Crews dug away at masses of mud, boulders and debris with earth-moving machines and shovels on Saturday in a California town ravaged by mudslides which have killed at least 18 people.
The army of searchers and recovery workers in Montecito trying to find seven people still missing swelled to more than 2,000 five days after a powerful storm swept in from the Pacific.
It dumped a deluge on mountain slopes above the coastal enclave that were burned bare by a huge wildfire in December.
The backbreaking work went on under the sunny skies that have made the stretch of Santa Barbara County coast about 90 miles north-west of Los Angeles a haven for the wealthy.
“We have to do whatever it takes,” said Captain Tom Henzgen, leader of a team from the Los Angeles Fire Department.
Long-range forecasts gave the crews about a week before the next chance of rain – and potential new mudslides – although the precipitation expected next Friday was expected to be disorganised and light.

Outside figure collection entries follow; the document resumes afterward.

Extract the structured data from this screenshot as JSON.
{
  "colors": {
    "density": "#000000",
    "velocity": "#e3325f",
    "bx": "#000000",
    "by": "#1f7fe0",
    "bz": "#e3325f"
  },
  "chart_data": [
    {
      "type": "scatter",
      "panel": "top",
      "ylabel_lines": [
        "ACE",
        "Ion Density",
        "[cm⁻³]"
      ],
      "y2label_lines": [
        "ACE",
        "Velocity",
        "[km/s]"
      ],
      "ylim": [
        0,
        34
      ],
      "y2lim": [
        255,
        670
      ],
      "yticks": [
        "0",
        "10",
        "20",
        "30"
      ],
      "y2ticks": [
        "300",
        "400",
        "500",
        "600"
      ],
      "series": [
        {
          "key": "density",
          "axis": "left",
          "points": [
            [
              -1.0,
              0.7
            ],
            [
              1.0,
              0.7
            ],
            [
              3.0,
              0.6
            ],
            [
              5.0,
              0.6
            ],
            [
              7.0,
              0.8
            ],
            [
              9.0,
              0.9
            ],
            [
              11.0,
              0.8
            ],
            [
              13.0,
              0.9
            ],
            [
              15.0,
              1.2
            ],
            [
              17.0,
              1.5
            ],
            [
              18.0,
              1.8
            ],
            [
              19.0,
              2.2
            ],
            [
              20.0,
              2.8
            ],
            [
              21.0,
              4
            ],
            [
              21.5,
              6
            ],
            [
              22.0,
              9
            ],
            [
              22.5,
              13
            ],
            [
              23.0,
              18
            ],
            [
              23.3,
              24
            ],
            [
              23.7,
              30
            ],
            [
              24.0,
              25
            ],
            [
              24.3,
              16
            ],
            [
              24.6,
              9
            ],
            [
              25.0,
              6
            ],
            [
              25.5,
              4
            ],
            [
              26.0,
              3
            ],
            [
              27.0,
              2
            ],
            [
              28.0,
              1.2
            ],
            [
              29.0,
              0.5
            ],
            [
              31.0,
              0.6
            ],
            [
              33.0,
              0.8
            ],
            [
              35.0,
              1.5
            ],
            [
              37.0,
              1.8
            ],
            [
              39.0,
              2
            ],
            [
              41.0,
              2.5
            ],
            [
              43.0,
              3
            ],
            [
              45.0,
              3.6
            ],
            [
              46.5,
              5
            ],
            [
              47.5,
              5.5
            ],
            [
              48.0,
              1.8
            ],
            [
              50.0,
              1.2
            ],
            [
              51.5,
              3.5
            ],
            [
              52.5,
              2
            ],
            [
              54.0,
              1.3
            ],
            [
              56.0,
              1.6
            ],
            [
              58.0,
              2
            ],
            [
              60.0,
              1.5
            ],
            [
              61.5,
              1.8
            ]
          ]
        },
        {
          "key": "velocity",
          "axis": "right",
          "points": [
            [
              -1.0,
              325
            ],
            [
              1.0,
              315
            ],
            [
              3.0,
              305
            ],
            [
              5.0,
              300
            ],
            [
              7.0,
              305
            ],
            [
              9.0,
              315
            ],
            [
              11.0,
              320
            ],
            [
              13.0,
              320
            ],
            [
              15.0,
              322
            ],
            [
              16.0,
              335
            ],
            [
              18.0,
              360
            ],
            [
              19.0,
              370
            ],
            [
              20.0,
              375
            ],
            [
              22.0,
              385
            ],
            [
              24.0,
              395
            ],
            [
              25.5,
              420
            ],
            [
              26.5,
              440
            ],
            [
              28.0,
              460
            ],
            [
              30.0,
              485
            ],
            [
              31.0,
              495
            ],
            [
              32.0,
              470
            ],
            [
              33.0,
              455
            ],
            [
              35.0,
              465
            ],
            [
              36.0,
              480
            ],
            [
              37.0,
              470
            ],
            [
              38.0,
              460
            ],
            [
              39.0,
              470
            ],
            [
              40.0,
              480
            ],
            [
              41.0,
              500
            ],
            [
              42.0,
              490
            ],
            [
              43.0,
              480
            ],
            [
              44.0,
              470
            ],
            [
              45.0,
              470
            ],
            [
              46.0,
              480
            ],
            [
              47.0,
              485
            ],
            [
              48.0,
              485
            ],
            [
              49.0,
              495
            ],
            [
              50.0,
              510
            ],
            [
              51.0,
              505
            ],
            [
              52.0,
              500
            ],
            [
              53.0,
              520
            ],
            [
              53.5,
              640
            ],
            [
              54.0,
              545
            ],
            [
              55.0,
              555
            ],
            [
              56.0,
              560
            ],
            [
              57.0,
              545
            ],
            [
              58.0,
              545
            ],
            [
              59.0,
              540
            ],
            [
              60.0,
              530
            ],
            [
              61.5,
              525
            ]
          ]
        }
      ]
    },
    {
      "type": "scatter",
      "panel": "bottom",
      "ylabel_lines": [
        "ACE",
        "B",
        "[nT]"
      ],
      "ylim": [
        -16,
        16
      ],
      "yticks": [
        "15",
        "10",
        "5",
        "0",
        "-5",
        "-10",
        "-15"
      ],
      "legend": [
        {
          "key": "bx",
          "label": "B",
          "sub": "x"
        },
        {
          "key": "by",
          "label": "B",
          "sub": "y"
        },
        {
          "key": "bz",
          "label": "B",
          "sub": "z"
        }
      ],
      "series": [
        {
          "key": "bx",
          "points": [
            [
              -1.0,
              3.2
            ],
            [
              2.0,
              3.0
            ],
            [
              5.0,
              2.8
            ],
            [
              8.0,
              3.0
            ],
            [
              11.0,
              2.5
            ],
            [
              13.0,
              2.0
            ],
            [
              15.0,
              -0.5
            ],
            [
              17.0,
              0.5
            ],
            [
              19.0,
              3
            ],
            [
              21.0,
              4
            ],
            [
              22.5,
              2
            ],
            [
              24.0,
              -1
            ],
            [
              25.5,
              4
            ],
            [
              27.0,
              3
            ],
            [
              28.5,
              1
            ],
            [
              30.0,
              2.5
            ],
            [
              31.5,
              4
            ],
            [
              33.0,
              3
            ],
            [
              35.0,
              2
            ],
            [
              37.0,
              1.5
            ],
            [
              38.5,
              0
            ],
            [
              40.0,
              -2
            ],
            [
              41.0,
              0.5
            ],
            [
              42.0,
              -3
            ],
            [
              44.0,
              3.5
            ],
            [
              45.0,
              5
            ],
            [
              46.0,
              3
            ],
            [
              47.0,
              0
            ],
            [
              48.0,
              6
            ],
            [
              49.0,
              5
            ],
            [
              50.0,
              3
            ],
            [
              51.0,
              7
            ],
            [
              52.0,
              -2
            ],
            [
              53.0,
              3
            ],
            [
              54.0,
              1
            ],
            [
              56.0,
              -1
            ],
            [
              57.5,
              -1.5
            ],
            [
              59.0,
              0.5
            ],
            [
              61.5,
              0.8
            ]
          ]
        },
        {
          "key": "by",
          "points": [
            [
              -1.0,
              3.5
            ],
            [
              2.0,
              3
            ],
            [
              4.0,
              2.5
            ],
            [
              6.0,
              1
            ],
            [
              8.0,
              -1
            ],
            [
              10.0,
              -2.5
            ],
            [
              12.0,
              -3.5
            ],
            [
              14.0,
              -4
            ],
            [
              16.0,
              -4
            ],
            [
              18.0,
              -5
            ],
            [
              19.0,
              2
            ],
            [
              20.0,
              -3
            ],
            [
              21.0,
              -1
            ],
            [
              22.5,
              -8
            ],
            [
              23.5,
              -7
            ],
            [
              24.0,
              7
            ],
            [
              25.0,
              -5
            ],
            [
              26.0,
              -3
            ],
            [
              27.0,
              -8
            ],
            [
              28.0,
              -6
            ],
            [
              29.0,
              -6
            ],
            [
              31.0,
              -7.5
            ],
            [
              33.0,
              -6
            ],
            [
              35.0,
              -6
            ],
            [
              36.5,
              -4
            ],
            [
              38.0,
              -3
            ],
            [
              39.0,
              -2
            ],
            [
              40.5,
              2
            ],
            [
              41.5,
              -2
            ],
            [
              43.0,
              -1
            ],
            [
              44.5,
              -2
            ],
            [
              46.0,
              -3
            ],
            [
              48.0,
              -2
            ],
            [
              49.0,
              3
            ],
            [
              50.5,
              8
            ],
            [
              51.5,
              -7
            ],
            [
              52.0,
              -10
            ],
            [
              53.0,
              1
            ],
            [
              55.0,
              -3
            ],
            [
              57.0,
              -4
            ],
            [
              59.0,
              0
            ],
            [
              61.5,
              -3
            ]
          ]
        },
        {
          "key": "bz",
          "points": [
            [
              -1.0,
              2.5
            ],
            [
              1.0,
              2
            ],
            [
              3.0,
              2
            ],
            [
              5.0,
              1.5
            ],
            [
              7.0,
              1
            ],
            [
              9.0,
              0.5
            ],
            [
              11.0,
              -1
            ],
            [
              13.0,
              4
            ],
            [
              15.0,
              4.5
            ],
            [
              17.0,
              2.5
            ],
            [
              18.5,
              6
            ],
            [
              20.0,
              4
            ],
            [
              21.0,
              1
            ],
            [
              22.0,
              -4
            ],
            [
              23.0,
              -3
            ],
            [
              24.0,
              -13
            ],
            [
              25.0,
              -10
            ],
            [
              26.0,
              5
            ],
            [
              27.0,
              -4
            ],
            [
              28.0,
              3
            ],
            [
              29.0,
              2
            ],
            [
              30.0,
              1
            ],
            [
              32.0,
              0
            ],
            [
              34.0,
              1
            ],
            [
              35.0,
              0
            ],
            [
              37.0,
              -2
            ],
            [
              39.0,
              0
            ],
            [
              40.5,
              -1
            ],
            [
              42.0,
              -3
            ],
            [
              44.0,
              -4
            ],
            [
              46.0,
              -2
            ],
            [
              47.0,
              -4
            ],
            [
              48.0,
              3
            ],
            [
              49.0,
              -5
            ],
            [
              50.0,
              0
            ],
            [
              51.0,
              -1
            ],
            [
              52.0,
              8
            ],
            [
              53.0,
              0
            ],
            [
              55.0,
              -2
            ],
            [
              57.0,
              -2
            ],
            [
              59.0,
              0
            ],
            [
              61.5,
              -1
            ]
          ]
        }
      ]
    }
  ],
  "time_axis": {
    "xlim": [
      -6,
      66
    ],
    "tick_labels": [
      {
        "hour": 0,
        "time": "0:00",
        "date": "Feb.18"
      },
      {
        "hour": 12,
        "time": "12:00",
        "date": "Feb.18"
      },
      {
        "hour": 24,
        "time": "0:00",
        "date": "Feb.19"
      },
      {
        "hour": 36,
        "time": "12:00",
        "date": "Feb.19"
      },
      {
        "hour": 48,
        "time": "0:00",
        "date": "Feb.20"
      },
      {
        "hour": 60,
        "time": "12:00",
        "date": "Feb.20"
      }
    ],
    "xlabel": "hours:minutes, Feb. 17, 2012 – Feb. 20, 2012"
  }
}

Another system was possible two days later.
Much of the community of about 9,000 remained under mandatory evacuation orders as crews both removed debris and worked to restore water, sanitation and power.
All warnings and orders for neighbouring Summerland and Carpinteria were lifted.
Tanker trucks sucked muddy water from flooded sections of US 101, the only direct major artery between Los Angeles and the Santa Barbara region.
The California Department of Transportation abandoned an estimate of reopening the highway on Monday and said it was not known when the closure would be lifted.
Amtrak, which began restoring rail service two days after the flood, was adding cars to trains because of heavy demand.
Two boat companies that normally take tourists out to Channel Islands National Park and on whale-watching excursions were ferrying people between the Ventura and Santa Barbara harbours.
On land, local, state and federal agencies were conducting simultaneous recovery efforts, the Santa Barbara County Public Works Department said.
That included clearing roads, drainage channels and debris basins that are intended to catch mudflows.
Emergency permits were obtained to dump up to 229,365 cubic metres of sediment into the surf line on beaches in Goleta and Carpinteria.
The department said the sediment would only consist of wet or dry dirt or mud without rocks, debris or vegetation, and inspectors would refuse any truckload containing unpermitted materials.
Santa Barbara County said emergency permits do not require testing of the material for hazards but that public health authorities were testing the ocean waters.
Down the coast in Ventura County, environmental health officials warned that storm run-off can carry disease-causing bacteria and advised the public to avoid contact with ocean water until sampling results can be reviewed next week.
In the disaster impact zone, searchers used chain saws and rakes to remove logs and sift through the remnants of what was left of multimillion-dollar homes.
Crews with backhoes and jackhammers pulverised enormous boulders that were left when the torrents stopped.
Orange markings left on doors indicated which homes had already been searched.